Os protestos tiveram origem nas universidades, tendo-se alargado posteriormente ao ensino secundário, um pouco como aconteceu em manifestações ocorridas em Itália.
Ao longo da evolução deste processo, rapidamente se colocou a habitual questão: como lidar com as pressões do governo no sentido de travar a mobilização, designadamente com a pressão em torno das negociações com os organismos que representam os estudantes.
Tentativas de desmobilização e traição
Em 27 e 28 de Agosto, a Confederação dos estudantes do Chile (CONFECH) aceitou sentar-se à mesa das negociações com o presidente Sebastian Piñera, sem que para isso tivesse consultado as bases. Esta atitude valeu o protesto por parte de sectores de base mais radicalizados, e o movimento não desmobilizou, antes pelo contrário.
A 15 de Setembro, nova ronda de negociações fracassa, sendo rejeitadas as propostas do governo e tendo sido decidida a continuação das manifestações. Grandes mobilizações ocorreram principalmente em 22 e 29 de setembro, com crescente violência policial, ameaças por parte do governo e tentativa de descredibilização por parte da imprensa.

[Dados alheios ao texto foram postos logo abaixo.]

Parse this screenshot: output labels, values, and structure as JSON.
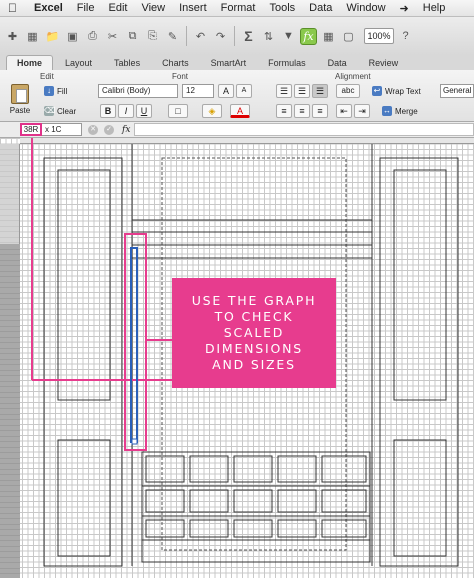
{
  "menubar": {
    "app": "Excel",
    "items": [
      "File",
      "Edit",
      "View",
      "Insert",
      "Format",
      "Tools",
      "Data",
      "Window",
      "Help"
    ]
  },
  "toolbar": {
    "zoom": "100%"
  },
  "tabs": [
    "Home",
    "Layout",
    "Tables",
    "Charts",
    "SmartArt",
    "Formulas",
    "Data",
    "Review"
  ],
  "ribbon": {
    "edit_label": "Edit",
    "font_label": "Font",
    "alignment_label": "Alignment",
    "paste_label": "Paste",
    "fill_label": "Fill",
    "clear_label": "Clear",
    "font_name": "Calibri (Body)",
    "font_size": "12",
    "wrap_text_label": "Wrap Text",
    "merge_label": "Merge",
    "number_format": "General",
    "abc_label": "abc"
  },
  "formula_bar": {
    "name_box": "38R",
    "name_box_rest": "x 1C",
    "fx": "fx"
  },
  "callout": {
    "lines": [
      "USE THE GRAPH",
      "TO CHECK",
      "SCALED",
      "DIMENSIONS",
      "AND SIZES"
    ]
  },
  "colors": {
    "accent_pink": "#e73c8e",
    "selection_blue": "#2a5fb8"
  }
}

No início de outubro o governo anuncia um aumento de 7,2% do orçamento para a educação e bolsas para 40% dos estudantes. Sectores mais moderados ligados à burocracia não conseguem fazer vingar a sua posição, tendo alguns dos seus dirigentes abandonado as negociações com as autoridades. Os sectores mais radicalizados não cederam perante as pressões do governo, exigindo o alargamento das bolsas e medidas mais concretas.
Na manifestação de 7 de outubro, a polícia deteve mais de 250 estudantes e o governo anunciou medidas severas de punição aos “desordeiros”, que incluem penas de prisão até três anos. Esta medida causou o protesto da Associação de Magistrados e de vários outros sectores ligados ao movimento social. A manifestação convocada para 8 de outubro não foi autorizada.
Poder às bases
Um pouco como aconteceu no processo de luta contra as propinas em Portugal nos anos 90, é preciso denunciar as constantes tentativas dos dirigentes estudantis, que estando ligados aos aparelhos dos partidos tradicionais, tudo fazem para não dialogar com a base. Tentam sempre entrar no caminho da negociação sem consultar nunca as bases, apelam à paragem das mobilizações enquanto negoceiam e, como se não bastasse, traem as posições do movimento durante as próprias negociações, acabando por aceitar o essencial das pretensões do governo.
Tal como em Portugal esta linha de traição foi seguida pela JCP, JS e JSD. No Chile é preciso denunciar os dirigentes ligados ao Partido Comunista Chileno e à Consertación (coligação entre socialistas e democracia cristã) por prosseguirem estas políticas.
Todo o poder deve ser dado às bases no sentido de os seus representantes executarem aquilo que for decidido e votado pelo movimento. Que sejam mantidas todas as reivindicações no sentido da educação gratuita e de qualidade rumo a uma vitória, que a existir servirá como um grande exemplo que que é esta a linha certa para se conseguir melhorar a vida dos estudantes, trabalhadores e camadas populares e derrotar as políticas da burguesia.